Ice!  Exploring the Far South.  Captain Cook Memorial Museum.  2023

Ice! Exploring the Far South. Captain Cook Memorial Museum. 2023

Ice!  Exploring the Far South.  250th anniversary of the first crossing of the Antarctic Circle: Catalogue to the exhibition at the Captain Cook Memorial Museum
Captain Cook Memorial Museum. 
2023. 
32 pages. 

Sometimes you just know that something is going to be good, be it the friendliness of a handshake, or the heft of a book.  In the case of this exhibition catalogue, it was the firmness of its cover, distinctly firmer than the museum’s usual cover.  It implied that this catalogue was expected to have a long life, because of the high quality of its contents, which deserved some protection.  I am pleased to say that my expectations were not disappointed.

The lay-out, the illustrations, the text, even the fine-art paper, are all of the highest order.  However, the cherry on this particular cake is the powerful essay by David Nicandri.  Whenever anybody asks me which was Cook’s toughest voyage, I have no hesitation in saying it was his Second Voyage.  That was the voyage where bitter frosts froze flaxen sails into sheets of “metal”, and a ship’s rigging into a web of ice.  Cook’s “People” served gallantly under such rigorous conditions.

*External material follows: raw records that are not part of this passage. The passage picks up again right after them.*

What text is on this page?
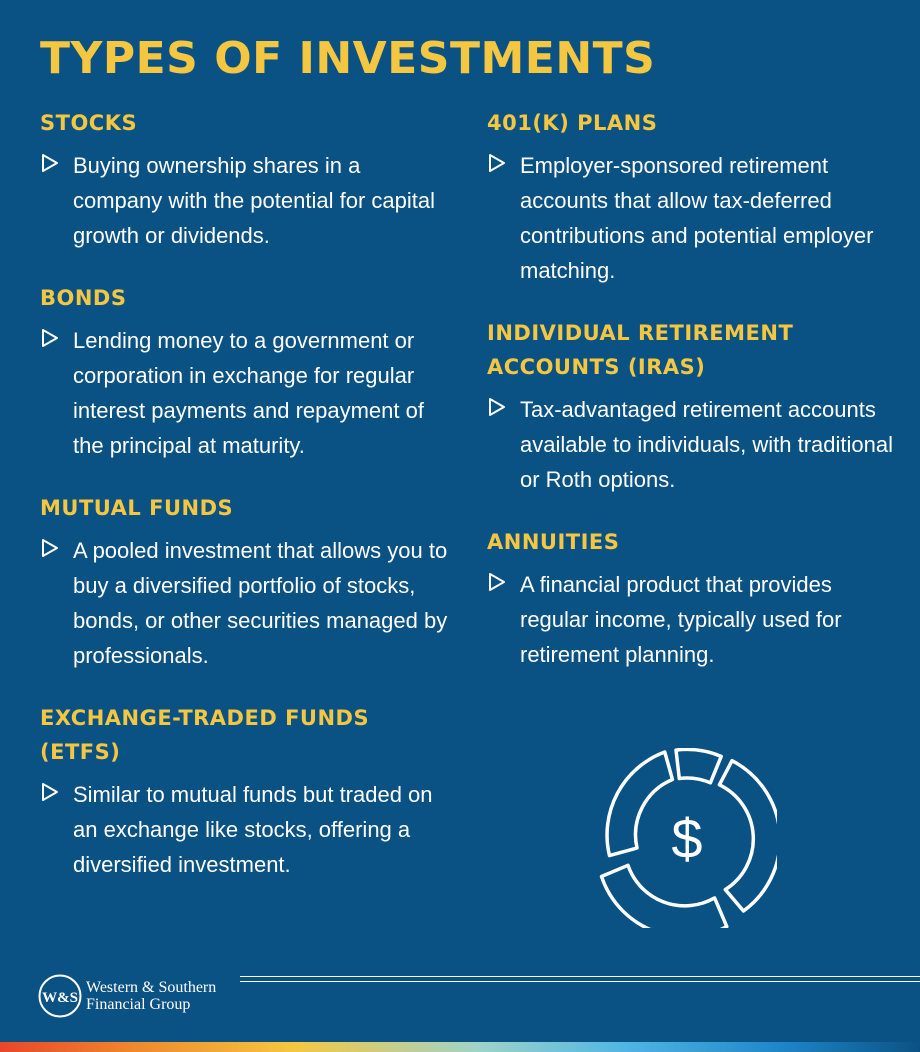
TYPES OF INVESTMENTS
STOCKS

Buying ownership shares in a company with the potential for capital growth or dividends.

BONDS

Lending money to a government or corporation in exchange for regular interest payments and repayment of the principal at maturity.

MUTUAL FUNDS

A pooled investment that allows you to buy a diversified portfolio of stocks, bonds, or other securities managed by professionals.

EXCHANGE-TRADED FUNDS (ETFS)

Similar to mutual funds but traded on an exchange like stocks, offering a diversified investment.

401(K) PLANS

Employer-sponsored retirement accounts that allow tax-deferred contributions and potential employer matching.

INDIVIDUAL RETIREMENT ACCOUNTS (IRAS)

Tax-advantaged retirement accounts available to individuals, with traditional or Roth options.

ANNUITIES

A financial product that provides regular income, typically used for retirement planning.

$
W&S
Western & Southern
Financial Group
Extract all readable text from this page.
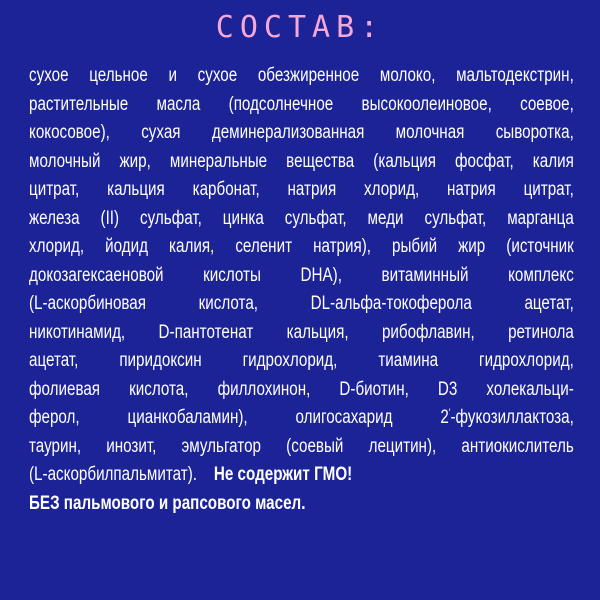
СОСТАВ:
сухое цельное и сухое обезжиренное молоко, мальтодекстрин,
растительные масла (подсолнечное высокоолеиновое, соевое,
кокосовое), сухая деминерализованная молочная сыворотка,
молочный жир, минеральные вещества (кальция фосфат, калия
цитрат, кальция карбонат, натрия хлорид, натрия цитрат,
железа (II) сульфат, цинка сульфат, меди сульфат, марганца
хлорид, йодид калия, селенит натрия), рыбий жир (источник
докозагексаеновой кислоты DHA), витаминный комплекс
(L-аскорбиновая кислота, DL-альфа-токоферола ацетат,
никотинамид, D-пантотенат кальция, рибофлавин, ретинола
ацетат, пиридоксин гидрохлорид, тиамина гидрохлорид,
фолиевая кислота, филлохинон, D-биотин, D3 холекальци-
ферол, цианкобаламин), олигосахарид 2'-фукозиллактоза,
таурин, инозит, эмульгатор (соевый лецитин), антиокислитель
(L-аскорбилпальмитат). Не содержит ГМО!
БЕЗ пальмового и рапсового масел.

In this essay we have the writer unveiling a new Cook to us.  This particular Cook was in front of us all the time, but we failed to notice what he achieved in the desolate wastes of the Antarctic.  After prov­ing that the legendary Terra Australis Incognita was no more than a legend, in its place, he added another half-dozen new islands to his map portfolio.  Same old Cook so far, until Nicandri points out how closely the Captain was studying the world of ice through which he was sailing.  Cook’s observations in the Antarctic led him to certain conclusions, which he was able to confirm when he visited the Arctic on his Third Voyage.

I fear that we might have continued to overlook Cook’s achievements had we not been living in these times of Climate Change.  Today, films about the reduction in polar ice appear on the TV news, as do those featuring the decline of glaciers around the world.  No wonder that Nicandri sees Cook’s work as laying the foundations for polar climatology and polar hydrology—he has become “Cook the Polar Explorer”!

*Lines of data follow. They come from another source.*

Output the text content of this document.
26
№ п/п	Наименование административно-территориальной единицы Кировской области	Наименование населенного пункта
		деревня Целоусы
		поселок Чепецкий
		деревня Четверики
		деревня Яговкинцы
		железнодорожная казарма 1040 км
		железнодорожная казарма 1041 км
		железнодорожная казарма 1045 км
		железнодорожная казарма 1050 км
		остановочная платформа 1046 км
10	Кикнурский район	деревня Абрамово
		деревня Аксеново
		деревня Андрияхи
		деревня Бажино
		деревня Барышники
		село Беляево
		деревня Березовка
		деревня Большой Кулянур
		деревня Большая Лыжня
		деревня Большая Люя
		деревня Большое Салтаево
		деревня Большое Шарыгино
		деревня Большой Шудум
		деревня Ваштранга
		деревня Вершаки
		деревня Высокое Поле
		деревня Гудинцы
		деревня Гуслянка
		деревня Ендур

Following Nicandri’s essay, the reader is provided with a veritable “berg” of Antarctic facts, arranged thematically so that the reader can dip in and out of the various sections; from the biographical details of the scientists and naturalists who accompanied Cook, to the section illustrating the equipment which they used during the course of the voyage.

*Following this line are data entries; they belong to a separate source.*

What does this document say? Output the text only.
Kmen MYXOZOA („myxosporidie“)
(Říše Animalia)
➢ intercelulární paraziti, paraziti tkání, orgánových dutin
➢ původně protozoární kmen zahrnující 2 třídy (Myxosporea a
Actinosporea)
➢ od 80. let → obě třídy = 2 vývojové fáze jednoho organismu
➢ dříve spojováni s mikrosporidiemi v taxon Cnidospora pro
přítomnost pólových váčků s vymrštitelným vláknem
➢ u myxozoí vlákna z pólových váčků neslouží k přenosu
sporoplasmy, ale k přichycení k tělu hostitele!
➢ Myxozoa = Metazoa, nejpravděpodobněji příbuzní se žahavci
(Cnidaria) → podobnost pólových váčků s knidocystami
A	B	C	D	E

Here and there are extracts from documents contemporary with the Second Voyage.  They include the detailed instructions that the Commis­sioners for Longitude gave to William Wales (the astronomer on the voyage), and the list of scientific instruments supplied by the Board of Longitude to enable Wales to undertake his many observations.  There are too many fascinating sections for me to list them all here; suffice to say that they provide a pot-pourri that ensures that there will be something to appeal to every taste.  There is even a page devoted to the poem The Rime of the Ancient Mariner.  After all, was not the poet Samuel Taylor Coleridge a pupil at Christ’s Hospital School where he was taught by none other than the retired astronomer William Wales!

I cannot close this review without including the following extract, which appears in the section quoting some of the writings of the Forsters’, the father and son naturalists on the Second Voyage.  “At such times I have seen the tip of the yard arm immersed in a crest of a wave.  Every wave, therefore, swings a sailor on a yard arm, through an arc of fifty to sixty feet!  One minute he seems to be hurled into the sea, the next to touch the stars”.

This catalogue deserves to be on every Cook bookshelf.

Cliff Thornton

Postscript

The 2023 exhibition was staged to celebrate the 250th anniversary of Cook’s first crossing of the Antarctic Circle.  

If you do not know when that date was, you will find the answer in the catalogue on page three.